Успенский не без юмора изображает некоторых забубенных храбрецов, появившихся в Сербии, величием подвигов которых он, однако, никак не мог проникнуться. — «Иной раз глядя на громадный рубец, оставшийся от громадной раны, за которую получена уже и аренда тысяч во сто, и довольное число пособий — я испытывал и к человеку, и к полученной им ране почти такое же благоговение, которое испытывал я при виде одного моего знакомого, в потьмах наступившего на кочергу и раскроившего себе лоб довольно глубоко»...

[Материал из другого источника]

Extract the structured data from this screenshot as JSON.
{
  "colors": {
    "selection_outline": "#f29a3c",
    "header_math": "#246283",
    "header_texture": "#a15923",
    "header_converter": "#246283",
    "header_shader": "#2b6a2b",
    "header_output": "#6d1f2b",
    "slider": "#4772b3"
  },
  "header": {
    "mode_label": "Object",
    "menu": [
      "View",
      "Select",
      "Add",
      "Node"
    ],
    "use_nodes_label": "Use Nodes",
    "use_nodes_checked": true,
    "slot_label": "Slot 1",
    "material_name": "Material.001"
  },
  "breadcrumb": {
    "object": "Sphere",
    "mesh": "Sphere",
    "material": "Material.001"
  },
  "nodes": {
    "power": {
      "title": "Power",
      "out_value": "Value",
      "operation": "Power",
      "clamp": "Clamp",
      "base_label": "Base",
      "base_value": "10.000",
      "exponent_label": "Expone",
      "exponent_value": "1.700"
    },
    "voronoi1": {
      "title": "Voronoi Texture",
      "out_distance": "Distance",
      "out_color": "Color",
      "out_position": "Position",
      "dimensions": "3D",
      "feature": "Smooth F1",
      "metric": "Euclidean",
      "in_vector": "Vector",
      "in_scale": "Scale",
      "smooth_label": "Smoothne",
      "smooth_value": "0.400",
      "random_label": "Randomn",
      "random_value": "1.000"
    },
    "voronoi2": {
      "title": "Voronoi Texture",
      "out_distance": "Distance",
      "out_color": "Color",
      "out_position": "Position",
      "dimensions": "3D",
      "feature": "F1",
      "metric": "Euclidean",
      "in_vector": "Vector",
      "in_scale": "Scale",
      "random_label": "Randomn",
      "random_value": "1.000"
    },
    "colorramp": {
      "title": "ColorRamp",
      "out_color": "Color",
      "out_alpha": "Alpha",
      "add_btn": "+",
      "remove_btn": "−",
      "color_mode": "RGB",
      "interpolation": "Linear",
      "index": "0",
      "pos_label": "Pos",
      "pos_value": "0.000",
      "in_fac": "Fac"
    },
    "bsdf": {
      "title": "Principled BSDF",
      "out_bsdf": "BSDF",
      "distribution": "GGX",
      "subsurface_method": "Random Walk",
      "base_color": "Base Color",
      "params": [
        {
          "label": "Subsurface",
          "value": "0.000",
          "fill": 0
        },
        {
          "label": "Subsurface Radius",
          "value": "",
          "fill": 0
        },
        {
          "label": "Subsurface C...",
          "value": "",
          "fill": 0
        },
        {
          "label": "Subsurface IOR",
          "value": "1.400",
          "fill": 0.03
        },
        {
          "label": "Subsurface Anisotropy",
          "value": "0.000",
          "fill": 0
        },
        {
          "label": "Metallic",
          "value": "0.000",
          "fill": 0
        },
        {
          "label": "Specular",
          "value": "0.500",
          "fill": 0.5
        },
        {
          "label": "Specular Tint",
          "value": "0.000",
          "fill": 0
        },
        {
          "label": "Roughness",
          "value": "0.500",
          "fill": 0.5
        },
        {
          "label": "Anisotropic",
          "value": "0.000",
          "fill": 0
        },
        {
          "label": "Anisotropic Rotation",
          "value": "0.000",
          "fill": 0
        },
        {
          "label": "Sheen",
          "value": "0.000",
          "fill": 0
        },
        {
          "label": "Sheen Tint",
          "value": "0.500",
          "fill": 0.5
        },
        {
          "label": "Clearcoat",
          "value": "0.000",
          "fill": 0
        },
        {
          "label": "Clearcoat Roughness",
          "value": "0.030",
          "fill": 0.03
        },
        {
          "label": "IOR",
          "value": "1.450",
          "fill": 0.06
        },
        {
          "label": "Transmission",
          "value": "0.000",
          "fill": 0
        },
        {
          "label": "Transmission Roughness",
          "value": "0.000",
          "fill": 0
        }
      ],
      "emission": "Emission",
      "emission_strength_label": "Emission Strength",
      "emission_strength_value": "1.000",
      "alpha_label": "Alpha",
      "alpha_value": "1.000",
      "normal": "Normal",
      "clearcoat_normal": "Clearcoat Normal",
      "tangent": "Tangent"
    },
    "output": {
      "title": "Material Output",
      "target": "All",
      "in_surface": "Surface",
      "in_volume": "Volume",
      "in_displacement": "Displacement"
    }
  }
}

Расспрашивая интеллигентных добровольцев о побуждениях, бросивших их в Сербию, Успенский с удивлением убедился, что ими двигали причины, с Сербией весьма мало связанные. «На вопрос о причине поездки в Сербию почти каждый интеллигентный доброволец, с которым бы ни [238] пришлось мне говорить, отвечал так: «Видите — надо вам сказать, прежде нежели говорить о славянском деле, что в моей жизни было много разных обстоятельств. Надо вам знать, что я женился довольно рано»... и пошла писать семейная драма... А тут Сербия — ну что ж! Убьют, по крайней мере, все-таки за свободу или вообще за что-то такое, что все одобряют, чему все сочувствуют; умереть этот человек готов хоть сейчас, но, идя на смерть, он думает о своем, а не о сербском, не о славянском деле — судите теперь, много ли внимания к этому делу внесет такой человек, назначенный, например, в начальники значительных сил? Какая у него связь с этими силами, с задачами стоящих под его начальством сербов, болгар и т. д. Он умрет бесстрашно, но не за сербское или болгарское дело, а за свое, за то, что «я, надо вам сказать, женился довольно рано» и т. д., и за свою же драму, заставившую его не дорожить жизнью, переколотит не одну сотню ничем неповинных сербинов, которым, по ихним-то расчетам, быть может, вовсе и нежелательно было умирать»...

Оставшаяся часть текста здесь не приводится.